Unlike other Stablecoins that use Smart Contract and Oracle, fiat-collateralized Stablecoin utilizes blockchain only to record transactions, making it less reliant on technology and less susceptible to any potential technical problems.
Fiat-Collateralized Stablecoin — The Cons
1. Because it is centralized, there remains counterparty risk (risk to your transaction counterpart)
As you might already have realized, fiat-collateralized Stablecoin relies heavily on the managing organization. If the organization embezzles the fiat reserve or does not fulfill its commitment to return the fiat deposit to the users, the network will become paralyzed and USDT price would become worthless data. Furthermore, the system’s dependency on a certain organization or user does not follow the innate philosophy of Bitcoin and blockchain technology which were created for a Peer-to-Peer Payment system.
2. There is little transparency
To prevent counterparty risk and to check the managing organization, transparency is crucial. This difficult to track continuously unless the organization informs the users on how much the organization is holding and how much coins of the equivalent value have been issued.
Counterparty Risk may not be a big issue when the counterpart has absolute faith or looking at it theoretically. However, the problems that Tether has faced so far shows that problems regarding counterparty risk needs to be scrutinized. Tether has had its share of troubles, which have made people to recognize the limits of fiat-collateralized Stablecoin have negative opinions about them.
– Tether was hacked on August 2nd 2016 and 75 million dollars worth of USDT were stolen. Another hacker attack caused theft of 30 million dollars worth of USDT, summing up the total loss to 100 million dollars. Considering that the total issued volume of USDT was about 260 million dollars as of July 2018, 1/26 has been stolen.
Discontinued Cooperation with Banks
On April 18th 2017, Tether announced that it will discontinue cooperation with two Taiwanese banks causing token issuance and fiat exchange to foreign users to be blocked even today. Currently Kraken and Bitfinex are the only crypto exchange where you can exchange USDT for USD.
Suspected Illegal Issuance
The green line represents the USD price of USDT, the blue line shows USDT’s market cap, and the yellow line is USDT’s BTC price. Source : Coinmarketcap.com (as of April 18th 2018)
In addition, the most critical allegation surrounding Tether is suspected manipulation of BTC price at the end of 2017. When Bitcoin was being traded at an all time high, Tether’s total market cap surged. As a Stablecoin, increase in market cap means more tokens have been issued. People questioned how issuance could have increased when Tether discontinued its cooperation with banks.
Lack of Transparency
This allegation among users was not extinguished because Tether did not provide a clear answer or set forth a transparent report.

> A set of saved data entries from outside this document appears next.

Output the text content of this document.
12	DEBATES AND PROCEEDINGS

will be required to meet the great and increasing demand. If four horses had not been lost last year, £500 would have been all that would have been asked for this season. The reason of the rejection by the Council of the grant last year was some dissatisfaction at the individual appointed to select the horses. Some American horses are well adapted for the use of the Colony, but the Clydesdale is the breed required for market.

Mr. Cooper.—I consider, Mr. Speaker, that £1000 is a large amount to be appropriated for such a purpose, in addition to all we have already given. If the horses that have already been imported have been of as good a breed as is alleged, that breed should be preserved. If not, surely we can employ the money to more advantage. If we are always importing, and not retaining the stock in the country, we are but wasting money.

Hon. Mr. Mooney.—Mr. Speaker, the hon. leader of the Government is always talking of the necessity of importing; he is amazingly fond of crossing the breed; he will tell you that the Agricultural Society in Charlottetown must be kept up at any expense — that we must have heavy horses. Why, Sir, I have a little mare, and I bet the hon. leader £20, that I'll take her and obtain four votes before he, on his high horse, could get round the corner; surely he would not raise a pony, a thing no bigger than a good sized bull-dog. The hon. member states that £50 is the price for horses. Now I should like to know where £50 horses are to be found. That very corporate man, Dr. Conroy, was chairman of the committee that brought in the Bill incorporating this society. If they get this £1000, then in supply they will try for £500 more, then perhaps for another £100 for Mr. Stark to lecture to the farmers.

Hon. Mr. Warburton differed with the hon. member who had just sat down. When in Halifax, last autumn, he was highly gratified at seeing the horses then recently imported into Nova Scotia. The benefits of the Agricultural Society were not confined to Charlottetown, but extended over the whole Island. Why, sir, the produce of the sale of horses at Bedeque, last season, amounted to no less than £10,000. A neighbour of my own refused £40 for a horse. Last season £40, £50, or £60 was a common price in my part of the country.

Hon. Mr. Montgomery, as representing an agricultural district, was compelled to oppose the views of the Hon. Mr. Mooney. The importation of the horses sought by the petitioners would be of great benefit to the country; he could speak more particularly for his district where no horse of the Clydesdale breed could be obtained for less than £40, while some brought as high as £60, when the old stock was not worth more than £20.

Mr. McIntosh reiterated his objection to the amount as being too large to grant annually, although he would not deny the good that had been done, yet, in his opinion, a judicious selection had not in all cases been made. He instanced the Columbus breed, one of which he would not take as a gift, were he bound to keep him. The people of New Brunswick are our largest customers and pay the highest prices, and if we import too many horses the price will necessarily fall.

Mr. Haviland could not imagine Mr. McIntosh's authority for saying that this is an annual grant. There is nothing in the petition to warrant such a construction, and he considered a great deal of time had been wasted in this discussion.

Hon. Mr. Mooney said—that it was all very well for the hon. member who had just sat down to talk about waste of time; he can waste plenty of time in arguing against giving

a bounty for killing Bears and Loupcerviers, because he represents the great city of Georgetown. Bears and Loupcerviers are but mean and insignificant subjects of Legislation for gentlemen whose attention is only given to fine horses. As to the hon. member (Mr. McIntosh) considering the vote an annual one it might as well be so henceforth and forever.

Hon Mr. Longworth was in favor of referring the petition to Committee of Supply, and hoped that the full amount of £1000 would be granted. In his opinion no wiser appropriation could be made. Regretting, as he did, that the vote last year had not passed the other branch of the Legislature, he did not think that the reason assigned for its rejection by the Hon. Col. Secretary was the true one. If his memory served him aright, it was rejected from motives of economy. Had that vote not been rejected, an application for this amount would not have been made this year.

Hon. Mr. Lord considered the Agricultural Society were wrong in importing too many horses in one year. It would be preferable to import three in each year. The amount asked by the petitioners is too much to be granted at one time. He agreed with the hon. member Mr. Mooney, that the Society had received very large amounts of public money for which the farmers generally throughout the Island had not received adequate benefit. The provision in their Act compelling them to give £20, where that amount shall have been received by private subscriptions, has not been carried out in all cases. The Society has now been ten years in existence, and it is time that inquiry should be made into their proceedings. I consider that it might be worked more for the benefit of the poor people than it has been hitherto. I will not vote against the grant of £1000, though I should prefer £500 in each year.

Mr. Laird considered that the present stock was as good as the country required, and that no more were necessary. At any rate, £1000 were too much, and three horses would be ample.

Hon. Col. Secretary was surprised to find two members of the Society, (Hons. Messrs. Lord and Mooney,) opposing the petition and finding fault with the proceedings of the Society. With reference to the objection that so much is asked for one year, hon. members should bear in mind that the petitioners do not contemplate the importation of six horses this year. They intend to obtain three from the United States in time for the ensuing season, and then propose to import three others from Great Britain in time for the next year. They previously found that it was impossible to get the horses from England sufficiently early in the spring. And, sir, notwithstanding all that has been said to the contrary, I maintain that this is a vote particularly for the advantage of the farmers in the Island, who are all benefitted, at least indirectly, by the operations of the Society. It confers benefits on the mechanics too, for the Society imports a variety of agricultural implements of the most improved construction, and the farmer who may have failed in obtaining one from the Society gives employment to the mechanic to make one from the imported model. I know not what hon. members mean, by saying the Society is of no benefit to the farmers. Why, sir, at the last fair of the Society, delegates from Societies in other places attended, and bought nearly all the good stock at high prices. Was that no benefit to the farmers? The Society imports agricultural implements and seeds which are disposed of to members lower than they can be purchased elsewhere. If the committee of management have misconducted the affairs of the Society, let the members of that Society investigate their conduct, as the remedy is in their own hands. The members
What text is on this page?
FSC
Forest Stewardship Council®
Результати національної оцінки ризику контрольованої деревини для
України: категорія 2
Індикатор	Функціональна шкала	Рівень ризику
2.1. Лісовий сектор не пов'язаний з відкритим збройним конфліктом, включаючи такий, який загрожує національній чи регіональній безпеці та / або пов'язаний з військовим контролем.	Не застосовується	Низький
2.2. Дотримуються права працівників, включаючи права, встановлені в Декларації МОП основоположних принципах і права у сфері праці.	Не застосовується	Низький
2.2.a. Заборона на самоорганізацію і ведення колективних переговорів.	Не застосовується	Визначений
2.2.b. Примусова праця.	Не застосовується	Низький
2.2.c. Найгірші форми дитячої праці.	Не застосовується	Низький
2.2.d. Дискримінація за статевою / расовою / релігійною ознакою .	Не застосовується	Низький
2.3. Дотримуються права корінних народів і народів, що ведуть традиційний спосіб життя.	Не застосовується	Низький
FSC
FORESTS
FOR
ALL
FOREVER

Tether states that it is audited by a third party organization to maintain transparency. However, Tether fueled suspicion by releasing audit reports after covering up certain portions. Also, Tether abruptly stopped working with Friedman LLP in January 2018, which has performed the audits.
Tether has also provided conflicting information to the users. While the white paper states that all USDT can be redeemed for USD, the legal section on the Tether website states that “Tether Limited has no obligation of redemption of USD” (as controversy and criticism arose from this clause, Tether revised the sentence to be more “gentle” on January 3rd 2018).
TrustToken — a Viable Contender
A fiat-collateralized Stablecoin that has improved on the problems Tether has is TrustToken. TrustToken claims it will solve the problems Tether faces with more transparent operations.
TrustToken resolves the flaws of Tether by cooperating with more trustworthy banks and third party entities and managing the Stablecoin TrueUSD which is pegged to USD. It plans on launching a token called TrustToken and synchronize its coins to include TrueUSD with real assets.
TrustToken’s solution can mitigate counterparty risk, but it may not be able to completely solve the problem. It also does not comply with blockchain’s decentralization philosophy because it inevitably has to rely on a certain organization.